Free Website Uptime Checker

Enter any domain below to check whether a website is up or down right now. We run the check from our own server, so you will see instantly whether a site is down for everyone or just you, along with its response time and HTTP status.

What our uptime checker shows you

Most “is it down” tools only tell you up or down. Because this one checks from our own servers, you get the full picture:

  • Whether the site is up or down for everyone, since we reach it from our server and not your browser.
  • The response time in milliseconds, an early warning for when a server is starting to struggle.
  • The exact HTTP status code it returned, such as 200 OK, 403, or 500.
  • Whether the site loads over HTTPS with a valid SSL certificate.
  • A live screenshot of the page, so you can see exactly what it is serving right now.

Is the website down, or is it just you?

If the checker shows a site is up, it responded normally from our server, which means it is online for everyone. If a page still will not load for you, the problem is almost always on your end: your internet connection, your DNS, a browser extension, or a stale cache.

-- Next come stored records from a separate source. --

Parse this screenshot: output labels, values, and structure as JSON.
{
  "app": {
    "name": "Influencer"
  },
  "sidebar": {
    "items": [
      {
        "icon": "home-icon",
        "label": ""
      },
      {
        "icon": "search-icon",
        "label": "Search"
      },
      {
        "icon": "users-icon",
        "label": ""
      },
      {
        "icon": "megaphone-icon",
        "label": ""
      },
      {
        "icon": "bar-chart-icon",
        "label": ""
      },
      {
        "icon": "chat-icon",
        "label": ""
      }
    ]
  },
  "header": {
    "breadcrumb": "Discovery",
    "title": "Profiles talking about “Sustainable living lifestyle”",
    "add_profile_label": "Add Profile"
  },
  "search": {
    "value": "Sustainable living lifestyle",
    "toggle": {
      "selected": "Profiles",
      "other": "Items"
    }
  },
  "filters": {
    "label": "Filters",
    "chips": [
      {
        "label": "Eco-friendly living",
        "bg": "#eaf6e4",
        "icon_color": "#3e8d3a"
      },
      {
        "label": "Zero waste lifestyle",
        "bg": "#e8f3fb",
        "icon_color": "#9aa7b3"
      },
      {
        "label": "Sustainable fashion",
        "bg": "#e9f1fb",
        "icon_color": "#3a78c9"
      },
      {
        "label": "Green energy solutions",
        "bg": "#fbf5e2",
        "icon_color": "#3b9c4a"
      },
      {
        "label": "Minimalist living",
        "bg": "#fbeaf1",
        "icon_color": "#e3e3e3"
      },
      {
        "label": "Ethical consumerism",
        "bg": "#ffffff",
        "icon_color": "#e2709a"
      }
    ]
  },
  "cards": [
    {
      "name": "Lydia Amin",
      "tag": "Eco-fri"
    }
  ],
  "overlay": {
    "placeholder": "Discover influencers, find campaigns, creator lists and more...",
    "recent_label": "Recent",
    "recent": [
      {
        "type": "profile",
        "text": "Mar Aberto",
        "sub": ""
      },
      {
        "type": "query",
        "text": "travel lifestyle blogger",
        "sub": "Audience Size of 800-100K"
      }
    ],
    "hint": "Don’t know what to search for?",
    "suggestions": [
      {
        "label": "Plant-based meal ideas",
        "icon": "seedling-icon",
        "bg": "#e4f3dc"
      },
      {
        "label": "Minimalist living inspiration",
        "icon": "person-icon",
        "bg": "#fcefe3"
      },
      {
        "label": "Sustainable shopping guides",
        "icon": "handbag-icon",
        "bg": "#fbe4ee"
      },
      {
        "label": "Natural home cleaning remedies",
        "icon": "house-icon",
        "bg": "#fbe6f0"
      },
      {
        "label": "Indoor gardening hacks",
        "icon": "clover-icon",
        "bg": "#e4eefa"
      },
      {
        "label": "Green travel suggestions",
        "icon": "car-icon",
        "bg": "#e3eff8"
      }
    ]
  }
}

If the checker shows a site is down, our server could not reach it either, so it is very likely down for everyone, not just you.

How our uptime checker works

When you enter a domain, we send a request to it from our server and watch for a response. We try HTTPS first, follow redirects, and measure how long the site takes to reply. If it returns a normal status code (200 to 399), we mark it up and show you the response time, the HTTP status, and whether HTTPS and the SSL certificate are valid. If it times out, refuses the connection, or returns a server error, we mark it down.

What to do if a website is down

If a site you are trying to reach is down, work through these quick checks:

  • Reload and wait. Refresh the page, then try again in a few minutes. Many outages are brief.
  • Test another network. Switch from Wi-Fi to mobile data, or the other way around. If it loads on one but not the other, the issue is local to you.
  • Clear your DNS cache. An outdated DNS record can make a live site look dead, and flushing your DNS often fixes it.
  • Check the status page. Most large services post outages on a status page or their social accounts.

If it is your own website that is down, the cause is usually the host, a plugin or theme conflict, or a server error. Start with your hosting provider’s status page, then check for a white screen of death or an error establishing a database connection, the two most common WordPress outages. If the site is slow rather than fully down, our guide to speeding up WordPress can help, and moving to reliable WordPress hosting prevents many outages in the first place.

Why website uptime matters

Every minute a site is down costs visitors, sales, and trust, and repeated downtime can even hurt your search rankings. A one-off check like this is a good starting point. To catch outages the moment they happen, set up continuous monitoring that pings your site every few minutes and alerts you when it goes down.

Frequently asked questions

What does “down for everyone” mean?

It means the website did not respond to our server, not just to your browser. When a site is down for everyone, the problem is on the website’s side, and there is nothing you can do except wait for the owner to fix it.

Why is a website down for me but not for others?

If the checker says a site is up but you still cannot reach it, the cause is local: your network or ISP, a DNS issue, a VPN or firewall, a browser extension, or a cached copy of the page. Trying another device or network usually confirms it.

What is a good response time?

Under about 200 ms is excellent, and anything under 600 ms still feels fast to visitors. Slow or rising response times can be an early warning that a server is overloaded, sometimes before it goes fully down.

Can I check whether my own WordPress site is down?

Yes. Enter your domain above to see how your site responds from outside your own network. If it comes back down, check your host first, then look for a white screen or a database connection error.